Tuesday, September 22, 2009

Ezra Axelrod - Patria/ The Enfield Sessions

[purchase The Enfield Sessions]

[Free download of Patria]

Note: Patria and The Enfield Sessions are two EPs by Ezra Axelrod. Both are available as free downloads, but I have given a purchase link for The Enfield Sessions, because I believe that Axelrod deserves to be paid for what he does. Patria is only available as a download at the time of this writing. Axelrod sent me both EPs burned together on one disc, so I am reviewing them as a single album.

Ezra Axelrod delivers a set, (actually two sets, but they go together pretty well), of songs for piano and voice. On most tracks, he adds stand-up bass and drums. There are some overdubbed vocals, which allow him to add chorus vocals. And that’s it. This results in songs that are subtle but intense. My regular readers know of my bias against oversinging, and that would be a disaster here, in such a spare setting. And given that Axelrod has studied opera performance, he certainly could do it. But Axelrod knows that this is his setting, and he knows how to make this work brilliantly.

The piano is featured, with the bass adding depth and occasional counter melodies. The drums are mostly played with brushes, providing a subtle pulse. Axelrod’s voice is a smooth baritone with a bit of a catch to it, that he controls perfectly. He also uses a light falsetto here and there. Axelrod puts over quite a range of emotions with his singing. Signal presents a man who has been injured and is drifting into shock; Axelrod’s singing makes this believable. Reinvention presents a man who is on the outs with his lover, but in the course of the song, they are reconciled and there is the promise of a new beginning; you can hear all of the intermediate shifts in emotion in Axelrod’s performance. Elsewhere. Axelrod conveys irony, resignation, anxiety, and even bittersweet nostalgia.

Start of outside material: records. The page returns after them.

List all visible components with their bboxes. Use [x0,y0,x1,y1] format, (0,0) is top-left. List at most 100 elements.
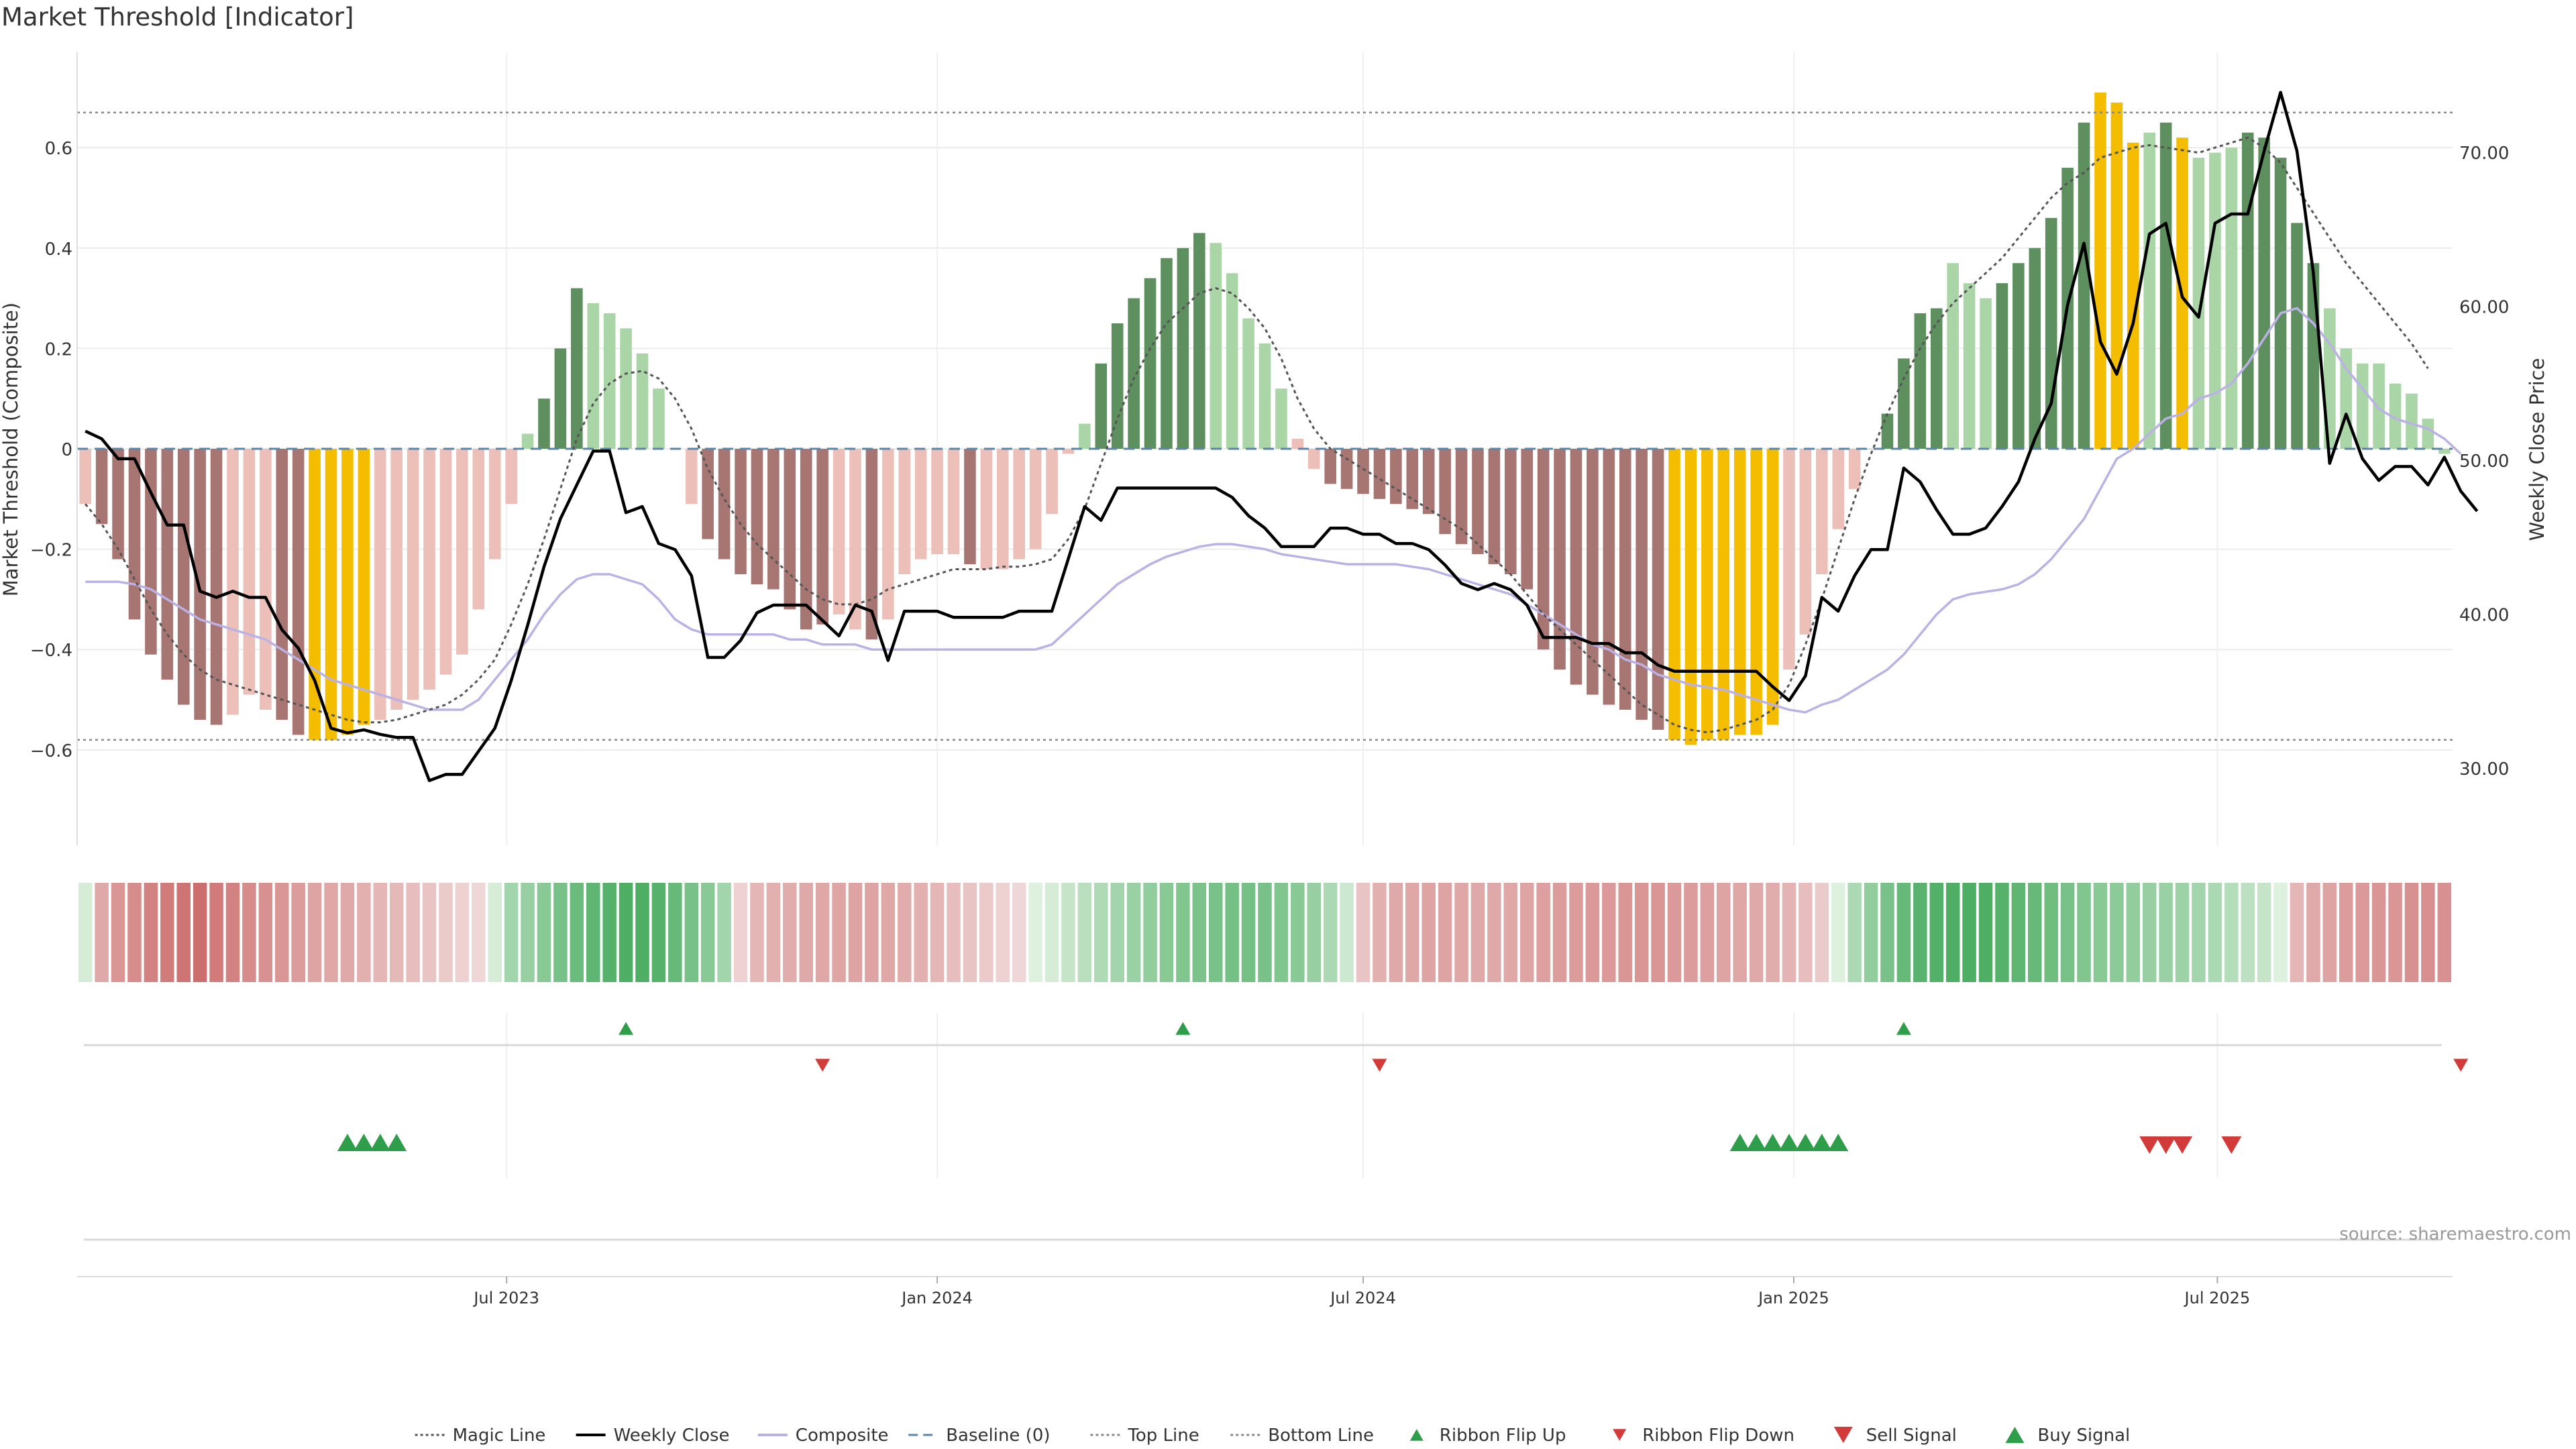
ribbon-cell [144,883,158,982]
composite-bar [587,303,600,449]
ribbon-cell [996,883,1010,982]
ribbon-cell [2060,883,2075,982]
ribbon-cell [225,883,240,982]
ribbon-cell [1766,883,1780,982]
legend-label: Ribbon Flip Up [1440,1426,1566,1446]
sell-signal-marker [2155,1136,2176,1155]
composite-bar [2110,102,2123,449]
ribbon-cell [963,883,977,982]
ribbon-cell [1405,883,1419,982]
composite-bar [1046,449,1058,515]
ribbon-cell [881,883,896,982]
buy-signal-marker [370,1133,390,1152]
x-tick-label: Jul 2023 [472,1289,539,1307]
ribbon-cell [1438,883,1452,982]
composite-bar [2012,263,2025,449]
legend-item: Ribbon Flip Down [1613,1426,1794,1446]
ribbon-cell [1634,883,1649,982]
ribbon-cell [766,883,781,982]
legend: Magic Line Weekly Close Composite Baseline … [415,1426,2130,1446]
composite-bar [1422,449,1435,515]
legend-label: Baseline (0) [946,1426,1050,1446]
legend-item: Buy Signal [2005,1426,2130,1446]
ribbon-cell [1880,883,1894,982]
composite-bar [227,449,239,715]
ribbon-cell [602,883,616,982]
composite-bar [128,449,141,620]
legend-item: Bottom Line [1230,1426,1374,1446]
ribbon-cell [930,883,945,982]
legend-swatch [1833,1426,1853,1444]
legend-item: Magic Line [415,1426,545,1446]
ribbon-cell [78,883,93,982]
ribbon-cell [2273,883,2288,982]
ribbon-cell [799,883,813,982]
composite-bar [653,388,665,449]
ribbon-cell [2306,883,2320,982]
composite-bar [194,449,206,720]
composite-bar [914,449,927,559]
ribbon-cell [619,883,633,982]
ribbon-cell [668,883,682,982]
left-axis: 0.6 0.4 0.2 0 −0.2 −0.4 −0.6 [30,139,72,761]
composite-bar [439,449,452,675]
ribbon-cell [2371,883,2386,982]
source-note: source: sharemaestro.com [2339,1224,2571,1244]
ribbon-cell [2421,883,2435,982]
ribbon-cell [1896,883,1911,982]
ribbon-cell [1978,883,1993,982]
composite-bar [1963,283,1976,449]
composite-bar [1406,449,1419,509]
ribbon-cell [2290,883,2304,982]
ribbon-cell [389,883,404,982]
ribbon-cell [1847,883,1862,982]
ribbon-cell [1618,883,1633,982]
ribbon-cell [242,883,256,982]
sell-signal-marker [2139,1136,2160,1155]
ribbon-cell [1389,883,1403,982]
ribbon-cell [2355,883,2369,982]
buy-signal-marker [1746,1133,1767,1152]
composite-bar [964,449,976,565]
composite-bar [1783,449,1795,670]
legend-swatch [1613,1429,1627,1441]
left-tick-label: −0.4 [30,641,72,661]
composite-line [85,307,2462,714]
ribbon-cell [193,883,207,982]
composite-bar [1488,449,1501,565]
ribbon-cell [209,883,223,982]
ribbon-cell [1519,883,1534,982]
ribbon-cell [1241,883,1256,982]
legend-label: Buy Signal [2037,1426,2130,1446]
ribbon-cell [1684,883,1698,982]
composite-bar [702,449,714,539]
composite-bar [1914,313,1927,449]
composite-bar [1898,358,1910,449]
composite-bar [947,449,960,555]
composite-bar [358,449,370,725]
ribbon-cell [1470,883,1485,982]
ribbon-cell [1487,883,1501,982]
composite-bar [2274,158,2287,449]
left-axis-label: Market Threshold (Composite) [0,303,22,596]
composite-bar [1766,449,1779,725]
composite-bar [849,449,861,630]
composite-bar [2192,158,2205,449]
composite-bar [1750,449,1762,735]
composite-bar [1144,278,1157,449]
composite-bar [2143,132,2156,449]
ribbon-flip-markers [619,1022,2469,1072]
ribbon-cell [1749,883,1764,982]
ribbon-cell [2011,883,2026,982]
composite-bar [1816,449,1828,575]
ribbon-cell [2159,883,2173,982]
ribbon-cell [1503,883,1518,982]
ribbon-cell [2142,883,2157,982]
ribbon-cell [733,883,748,982]
composite-bar [210,449,223,725]
legend-item: Weekly Close [576,1426,730,1446]
composite-bar [2422,419,2434,449]
right-tick-label: 60.00 [2459,298,2509,318]
ribbon-cell [2322,883,2337,982]
composite-bar [423,449,435,690]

Axelrod conceived the three songs that make up Patria as a song cycle. The setting is some unnamed Latin American country. The songs are about the human cost of war. They are not political. There is no mention of what the war is about. Rather, Axelrod is interested in what the war does to those who become caught up in it. There are details missing, which make these songs impressions rather than stories. A man who has left his own country to join “the cause” reaffirms his loyalty to that cause after his capture; the people of his native land are now the enemy. Two brothers, one seriously wounded, emerge from a shelter into a city that has been bombed out of existence, and wonder if their signal for help has been heard. And a group of men find themselves on the losing side of a revolution fought to undo the revolution that was won by their fathers. These are big issues, but Axelrod narrows them down to the affects on individuals. He avoids the trap of sermonizing about the evils of war; he simply presents his characters and lets them speak.

The Enfield Sessions is a set of five songs with no overarching theme. But some of the songs echo each other in theme, and even have thematic connections to the Patria songs. People leave their familiar settings. We saw this in Patria, with the man who goes to join the cause. Now, in Father, we meet a son whose been trying to reunite with his father; the father seems to be a man who can never stay in one place for very long. And This Town gives us a man whose parents have been taken away after the father committed a murder; the son must leave the town himself, or live with the damage to his reputation. And just as Patria suggests broken dreams, Southern Way tells the tale of a man who sought fame in Hollywood, but instead found a life that was all too real. But, even taking Patria and The Enfield Sessions as one album, Reinvention is the closest thing to a story. Here, Axelrod describes a pair of lovers who are both writers; they read each other, and their relationship deepens. But there comes a point where they seem to break it off; when they reconcile, their relationship seems to have gained a new strength.

So, Axelrod explores some emotional territory you don’t usually see covered. There are some great images here, but also there are songs where I supplied my own images, based on what I was hearing. That hardly ever happens to me, so it is very much to Axelrod’s credit.

This music sounds fine, but I am curious to know what Axelrod would do with fuller arrangements if he could afford to hire the musicians. Whether or not he chooses to ever to do that however, I will be listening to hear what he does next.